MSNBC.COM - Airports nationwide reported few major disruptions early Wednesday despite a loosely organized campaign dubbed National Opt-Out Day that urged air travelers to boycott the controversial full-body scanners at security checkpoints.

No serious disruptions were reported at any major airports early Wednesday. On the East Coast, airports in Washington, D.C.; greater New York; Boston; Richmond and Norfolk, Va.; and Harrisburg, Pa.; reported security delays of less than 15 minutes. At Baltimore-Washington International, there were no waits and only four travelers opted out of the full-body scans. In Denver and Tampa, Fla., airport security waits were under 20 minutes.

Marisa Maola, TSA security director, said there have been "no signs" of a protest and some security lines are actually shorter today than in previous day-before-Thanksgivings. "We haven't had an unusual number of people opt-out of the back scanner X-rays," Maola said.

"New York travelers are savvy," said LaGuardia Airport General Manager Tom Bosco. "They used to all fly out the day or two before the holiday. Now it's spread out over a week. And we've added staff to make it smoother."

In Los Angeles, San Diego, San Francisco, Phoenix, Kansas City, Des Moines and Omaha, Neb., it was business as usual.

FirstPerson: Are you traveling for Thanksgiving?

Retirees Bill and Margaret Selfridge arrived three hours early at Minneapolis-St.
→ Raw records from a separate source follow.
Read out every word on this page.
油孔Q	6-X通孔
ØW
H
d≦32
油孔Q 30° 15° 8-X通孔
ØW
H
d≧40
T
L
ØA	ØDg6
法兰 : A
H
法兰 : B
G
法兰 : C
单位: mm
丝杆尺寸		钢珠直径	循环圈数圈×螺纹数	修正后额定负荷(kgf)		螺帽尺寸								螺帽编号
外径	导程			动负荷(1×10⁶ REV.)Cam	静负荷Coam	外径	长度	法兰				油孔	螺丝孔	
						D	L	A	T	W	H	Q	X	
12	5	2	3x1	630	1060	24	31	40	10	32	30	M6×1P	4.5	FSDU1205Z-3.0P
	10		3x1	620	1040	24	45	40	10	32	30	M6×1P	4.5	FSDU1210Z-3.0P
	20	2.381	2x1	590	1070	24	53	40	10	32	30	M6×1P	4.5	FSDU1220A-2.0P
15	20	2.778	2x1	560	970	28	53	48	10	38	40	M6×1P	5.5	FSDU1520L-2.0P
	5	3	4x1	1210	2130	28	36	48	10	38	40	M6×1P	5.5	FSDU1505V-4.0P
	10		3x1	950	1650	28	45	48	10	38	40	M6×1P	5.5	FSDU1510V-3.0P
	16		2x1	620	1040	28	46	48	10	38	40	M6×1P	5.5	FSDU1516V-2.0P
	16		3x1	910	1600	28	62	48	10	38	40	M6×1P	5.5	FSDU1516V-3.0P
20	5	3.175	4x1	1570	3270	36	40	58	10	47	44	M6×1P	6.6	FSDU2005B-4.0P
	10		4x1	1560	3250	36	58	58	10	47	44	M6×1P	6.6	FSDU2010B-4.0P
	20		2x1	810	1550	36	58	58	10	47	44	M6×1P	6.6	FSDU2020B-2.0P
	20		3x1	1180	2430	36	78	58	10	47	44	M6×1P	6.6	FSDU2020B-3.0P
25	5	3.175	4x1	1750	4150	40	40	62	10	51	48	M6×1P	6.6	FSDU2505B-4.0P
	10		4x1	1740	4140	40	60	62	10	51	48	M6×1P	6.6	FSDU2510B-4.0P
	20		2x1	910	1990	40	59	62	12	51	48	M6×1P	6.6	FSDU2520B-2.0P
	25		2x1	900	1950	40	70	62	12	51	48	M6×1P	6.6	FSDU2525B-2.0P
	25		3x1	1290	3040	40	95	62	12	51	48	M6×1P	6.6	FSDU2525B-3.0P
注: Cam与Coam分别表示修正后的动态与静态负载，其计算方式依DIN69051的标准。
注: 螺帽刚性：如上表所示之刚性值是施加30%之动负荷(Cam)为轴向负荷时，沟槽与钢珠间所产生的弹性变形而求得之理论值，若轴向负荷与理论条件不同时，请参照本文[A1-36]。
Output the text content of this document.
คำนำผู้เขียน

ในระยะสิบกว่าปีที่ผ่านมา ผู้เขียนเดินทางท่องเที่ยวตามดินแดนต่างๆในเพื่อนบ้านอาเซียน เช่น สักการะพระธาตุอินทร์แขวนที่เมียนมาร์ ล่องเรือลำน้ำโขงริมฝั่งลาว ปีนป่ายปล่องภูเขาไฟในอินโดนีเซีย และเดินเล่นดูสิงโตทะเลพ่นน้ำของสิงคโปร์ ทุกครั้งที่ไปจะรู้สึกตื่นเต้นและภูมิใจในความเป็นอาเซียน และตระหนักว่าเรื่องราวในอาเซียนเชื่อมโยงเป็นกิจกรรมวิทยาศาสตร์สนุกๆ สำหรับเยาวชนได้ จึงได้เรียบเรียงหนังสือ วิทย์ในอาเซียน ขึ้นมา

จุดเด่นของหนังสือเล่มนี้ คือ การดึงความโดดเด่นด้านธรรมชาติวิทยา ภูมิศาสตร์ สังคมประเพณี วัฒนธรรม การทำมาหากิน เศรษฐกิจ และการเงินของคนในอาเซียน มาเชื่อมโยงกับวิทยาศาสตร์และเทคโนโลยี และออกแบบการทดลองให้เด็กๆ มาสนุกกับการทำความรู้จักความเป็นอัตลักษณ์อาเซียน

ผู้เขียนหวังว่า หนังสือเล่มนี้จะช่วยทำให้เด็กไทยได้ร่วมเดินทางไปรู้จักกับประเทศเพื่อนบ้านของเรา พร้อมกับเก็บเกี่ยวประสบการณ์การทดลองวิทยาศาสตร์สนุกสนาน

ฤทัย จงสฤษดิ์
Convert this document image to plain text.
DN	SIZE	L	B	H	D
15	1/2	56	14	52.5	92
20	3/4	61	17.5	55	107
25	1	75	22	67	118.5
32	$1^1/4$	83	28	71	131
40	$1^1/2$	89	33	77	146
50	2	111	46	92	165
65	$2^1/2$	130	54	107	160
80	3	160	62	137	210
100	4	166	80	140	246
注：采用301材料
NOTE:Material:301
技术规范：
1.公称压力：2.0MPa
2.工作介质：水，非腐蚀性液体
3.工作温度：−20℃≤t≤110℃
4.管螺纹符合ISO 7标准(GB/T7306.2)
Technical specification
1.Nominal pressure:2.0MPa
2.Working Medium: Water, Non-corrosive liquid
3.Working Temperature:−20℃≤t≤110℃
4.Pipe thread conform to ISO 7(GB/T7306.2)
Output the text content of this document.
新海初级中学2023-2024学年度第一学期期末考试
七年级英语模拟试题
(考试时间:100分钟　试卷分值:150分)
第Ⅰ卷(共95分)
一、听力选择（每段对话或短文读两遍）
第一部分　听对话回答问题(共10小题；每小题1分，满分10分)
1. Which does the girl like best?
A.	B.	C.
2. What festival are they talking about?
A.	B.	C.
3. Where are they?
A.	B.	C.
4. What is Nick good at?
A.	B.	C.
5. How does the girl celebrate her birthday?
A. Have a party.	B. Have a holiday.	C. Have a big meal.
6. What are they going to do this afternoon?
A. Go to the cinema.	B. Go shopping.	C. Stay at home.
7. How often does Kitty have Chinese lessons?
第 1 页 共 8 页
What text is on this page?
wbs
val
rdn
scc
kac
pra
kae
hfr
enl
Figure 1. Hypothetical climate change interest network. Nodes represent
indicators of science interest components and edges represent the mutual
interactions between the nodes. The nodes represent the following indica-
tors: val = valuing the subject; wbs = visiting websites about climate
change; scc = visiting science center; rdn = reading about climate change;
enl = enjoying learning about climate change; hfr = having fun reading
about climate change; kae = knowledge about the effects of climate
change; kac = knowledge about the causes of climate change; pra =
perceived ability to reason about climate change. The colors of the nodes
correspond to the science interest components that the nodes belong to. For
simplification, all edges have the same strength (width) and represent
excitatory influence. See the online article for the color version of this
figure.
Paul International Airport to ensure that security delays did not make them miss their flight to Washington, D.C. But it took only 10 minutes to get through the checkpoint at 8 a.m.

"Now we get to drink a lot of coffee," Bill Selfridge said,

Transportation Security Administration chief John Pistole told ABC's "Good Morning America" Wednesday that his agency is "fully staffed" to deal with any problems.

"I just feel bad for the traveling public that's just trying to get home for the holidays," Pistole said, noting that TSA screeners "just want to get you through."

More than 40 million people plan to travel over the Thanksgiving holiday, according to AAA, with just more than 1.6 million flying — a 3.5 percent increase in fliers from last year.